Nils Huchthausen hat auch schon spontan Menschen aus dem Kiez zur Dinner Church eingeladen, Nachbarn, die neugierig schauten, was da am Sonntagabend in der Ladenkirche passierte. "Ich will nicht sagen, dass die Menschen hier alle einsame Seelen sind", sagt Huchthausen. "Überhaupt nicht! Es sind Menschen, die sich gern mit anderen zusammentun und ins Gespräch kommen." Gerade in der Großstadt hätten viele das Bedürfnis, andere Menschen zu treffen. Viele Berlinerinnen und Berliner machten sonntags gern Ausflüge. Da sei die Dinner Church eine gute Gelegenheit, am Abend trotzdem noch einen Gottesdienst zu besuchen, betont der Pfarrer.

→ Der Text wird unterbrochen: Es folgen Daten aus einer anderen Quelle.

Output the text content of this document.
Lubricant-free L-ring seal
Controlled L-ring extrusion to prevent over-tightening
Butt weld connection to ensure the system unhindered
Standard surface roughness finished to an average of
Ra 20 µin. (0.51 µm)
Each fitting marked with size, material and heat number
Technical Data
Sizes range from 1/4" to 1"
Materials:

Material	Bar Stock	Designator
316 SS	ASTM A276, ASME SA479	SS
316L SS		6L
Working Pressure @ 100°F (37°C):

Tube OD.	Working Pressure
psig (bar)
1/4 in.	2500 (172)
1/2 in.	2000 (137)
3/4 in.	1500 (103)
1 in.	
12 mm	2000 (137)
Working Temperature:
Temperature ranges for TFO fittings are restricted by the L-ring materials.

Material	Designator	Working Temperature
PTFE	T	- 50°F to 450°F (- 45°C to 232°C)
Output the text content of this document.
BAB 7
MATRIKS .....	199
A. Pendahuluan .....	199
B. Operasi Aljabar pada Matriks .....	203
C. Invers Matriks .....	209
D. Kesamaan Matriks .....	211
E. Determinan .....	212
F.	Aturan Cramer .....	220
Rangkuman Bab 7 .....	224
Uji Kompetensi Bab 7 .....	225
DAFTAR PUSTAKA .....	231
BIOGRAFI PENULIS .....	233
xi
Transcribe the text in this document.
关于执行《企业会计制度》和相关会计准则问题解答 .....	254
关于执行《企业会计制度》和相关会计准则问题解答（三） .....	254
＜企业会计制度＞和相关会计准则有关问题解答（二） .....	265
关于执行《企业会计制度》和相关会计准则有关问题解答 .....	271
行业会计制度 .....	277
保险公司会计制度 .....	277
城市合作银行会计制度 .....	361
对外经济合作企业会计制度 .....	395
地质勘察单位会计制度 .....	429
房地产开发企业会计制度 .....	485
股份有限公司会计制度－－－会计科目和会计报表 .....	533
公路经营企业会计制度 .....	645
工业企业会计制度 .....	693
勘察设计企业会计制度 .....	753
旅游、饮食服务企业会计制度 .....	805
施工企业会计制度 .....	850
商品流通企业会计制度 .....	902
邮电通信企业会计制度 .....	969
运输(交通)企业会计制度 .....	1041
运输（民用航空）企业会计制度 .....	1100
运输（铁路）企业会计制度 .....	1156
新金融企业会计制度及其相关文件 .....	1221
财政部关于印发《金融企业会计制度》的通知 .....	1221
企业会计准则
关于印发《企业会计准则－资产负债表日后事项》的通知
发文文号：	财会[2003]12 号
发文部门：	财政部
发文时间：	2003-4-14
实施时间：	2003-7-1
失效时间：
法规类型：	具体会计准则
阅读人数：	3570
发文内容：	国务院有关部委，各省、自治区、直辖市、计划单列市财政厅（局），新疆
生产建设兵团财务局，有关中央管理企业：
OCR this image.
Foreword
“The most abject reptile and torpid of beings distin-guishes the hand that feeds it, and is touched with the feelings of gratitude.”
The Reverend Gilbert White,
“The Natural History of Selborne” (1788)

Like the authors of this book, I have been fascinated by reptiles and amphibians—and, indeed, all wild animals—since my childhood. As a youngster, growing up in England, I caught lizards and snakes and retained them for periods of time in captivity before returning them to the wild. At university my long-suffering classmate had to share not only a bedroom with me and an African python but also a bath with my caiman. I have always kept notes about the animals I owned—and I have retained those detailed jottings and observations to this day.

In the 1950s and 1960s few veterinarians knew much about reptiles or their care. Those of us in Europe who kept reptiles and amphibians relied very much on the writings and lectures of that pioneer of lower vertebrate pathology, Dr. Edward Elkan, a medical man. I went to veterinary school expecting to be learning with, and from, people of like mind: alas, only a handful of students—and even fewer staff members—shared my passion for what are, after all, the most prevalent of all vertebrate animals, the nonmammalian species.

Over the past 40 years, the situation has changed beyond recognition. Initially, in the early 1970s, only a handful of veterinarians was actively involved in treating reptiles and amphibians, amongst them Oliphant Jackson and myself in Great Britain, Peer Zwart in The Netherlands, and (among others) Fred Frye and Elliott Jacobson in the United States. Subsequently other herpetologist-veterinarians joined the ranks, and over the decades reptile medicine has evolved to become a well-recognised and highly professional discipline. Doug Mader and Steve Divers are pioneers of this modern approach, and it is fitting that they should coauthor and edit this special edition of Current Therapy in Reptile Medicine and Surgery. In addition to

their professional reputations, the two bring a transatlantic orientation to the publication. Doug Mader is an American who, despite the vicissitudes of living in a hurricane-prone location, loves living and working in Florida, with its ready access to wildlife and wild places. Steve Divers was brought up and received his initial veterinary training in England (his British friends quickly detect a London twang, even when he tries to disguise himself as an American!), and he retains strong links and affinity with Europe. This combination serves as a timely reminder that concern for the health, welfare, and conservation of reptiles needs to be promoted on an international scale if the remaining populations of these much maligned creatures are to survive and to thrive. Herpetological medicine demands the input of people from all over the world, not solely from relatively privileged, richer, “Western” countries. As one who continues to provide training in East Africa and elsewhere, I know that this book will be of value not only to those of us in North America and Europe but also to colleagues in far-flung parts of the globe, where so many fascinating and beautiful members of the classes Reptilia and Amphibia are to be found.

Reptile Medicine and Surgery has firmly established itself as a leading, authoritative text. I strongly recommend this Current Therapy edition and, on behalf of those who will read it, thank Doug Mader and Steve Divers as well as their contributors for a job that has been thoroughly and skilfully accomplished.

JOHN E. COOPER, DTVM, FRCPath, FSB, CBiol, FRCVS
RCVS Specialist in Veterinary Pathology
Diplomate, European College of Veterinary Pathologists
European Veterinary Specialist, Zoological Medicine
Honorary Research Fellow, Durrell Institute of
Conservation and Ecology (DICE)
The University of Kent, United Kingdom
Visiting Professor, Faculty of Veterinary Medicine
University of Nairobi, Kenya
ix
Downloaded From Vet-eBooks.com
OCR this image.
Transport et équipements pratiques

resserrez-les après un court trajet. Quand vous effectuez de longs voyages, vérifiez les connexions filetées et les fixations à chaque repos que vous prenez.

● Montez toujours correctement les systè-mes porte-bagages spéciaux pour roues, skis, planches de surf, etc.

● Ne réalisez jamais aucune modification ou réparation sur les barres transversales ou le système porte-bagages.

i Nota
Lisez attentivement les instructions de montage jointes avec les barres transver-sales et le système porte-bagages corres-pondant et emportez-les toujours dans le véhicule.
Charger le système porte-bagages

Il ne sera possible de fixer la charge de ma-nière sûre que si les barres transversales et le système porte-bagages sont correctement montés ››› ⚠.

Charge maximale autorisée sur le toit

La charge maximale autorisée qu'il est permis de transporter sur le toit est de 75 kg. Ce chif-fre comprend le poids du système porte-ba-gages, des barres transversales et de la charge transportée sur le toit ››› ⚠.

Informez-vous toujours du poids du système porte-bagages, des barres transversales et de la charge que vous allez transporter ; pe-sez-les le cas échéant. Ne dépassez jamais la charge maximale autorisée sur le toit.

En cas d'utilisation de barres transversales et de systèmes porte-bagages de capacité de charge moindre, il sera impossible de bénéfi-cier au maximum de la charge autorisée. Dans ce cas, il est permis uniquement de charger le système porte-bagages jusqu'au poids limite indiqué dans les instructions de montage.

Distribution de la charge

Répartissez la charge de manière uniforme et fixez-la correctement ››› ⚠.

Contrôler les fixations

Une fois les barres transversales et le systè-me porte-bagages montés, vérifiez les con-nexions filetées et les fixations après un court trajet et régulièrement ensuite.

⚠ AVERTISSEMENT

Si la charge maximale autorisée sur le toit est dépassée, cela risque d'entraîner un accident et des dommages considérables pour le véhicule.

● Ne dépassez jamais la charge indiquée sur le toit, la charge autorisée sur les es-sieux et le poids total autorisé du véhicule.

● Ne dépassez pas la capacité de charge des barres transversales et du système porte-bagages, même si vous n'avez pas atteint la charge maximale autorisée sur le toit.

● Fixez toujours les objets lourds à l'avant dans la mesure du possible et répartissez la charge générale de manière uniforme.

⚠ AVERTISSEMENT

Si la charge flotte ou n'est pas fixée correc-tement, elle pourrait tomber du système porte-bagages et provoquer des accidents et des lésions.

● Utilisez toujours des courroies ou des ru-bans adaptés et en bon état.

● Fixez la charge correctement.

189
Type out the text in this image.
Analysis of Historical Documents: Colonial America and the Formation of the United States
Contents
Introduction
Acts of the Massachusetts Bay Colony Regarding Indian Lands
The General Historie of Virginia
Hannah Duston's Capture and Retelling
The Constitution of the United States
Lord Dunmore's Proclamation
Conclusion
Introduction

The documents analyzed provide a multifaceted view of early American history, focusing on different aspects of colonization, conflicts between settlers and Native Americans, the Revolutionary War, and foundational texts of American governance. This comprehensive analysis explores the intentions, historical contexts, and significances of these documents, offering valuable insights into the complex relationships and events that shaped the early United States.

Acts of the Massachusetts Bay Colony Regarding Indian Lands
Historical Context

Und so sitzen sie und reden – über den Mauerfall vor 30 Jahren, über ein Fußballspiel und über das Leben im Prenzlauer Berg, der sich immer mehr zur Touristenattraktion entwickelt. Sie plaudern auf Englisch mit dem Gast aus den USA, den Nils Huchthausen heute mitgebracht hat. Am Ende räumen sie gemeinsam auf. Jasmin wird beim nächsten Mal wieder Suppe kochen. Ihre Linsen-Koriander-Kreation ist gut angekommen.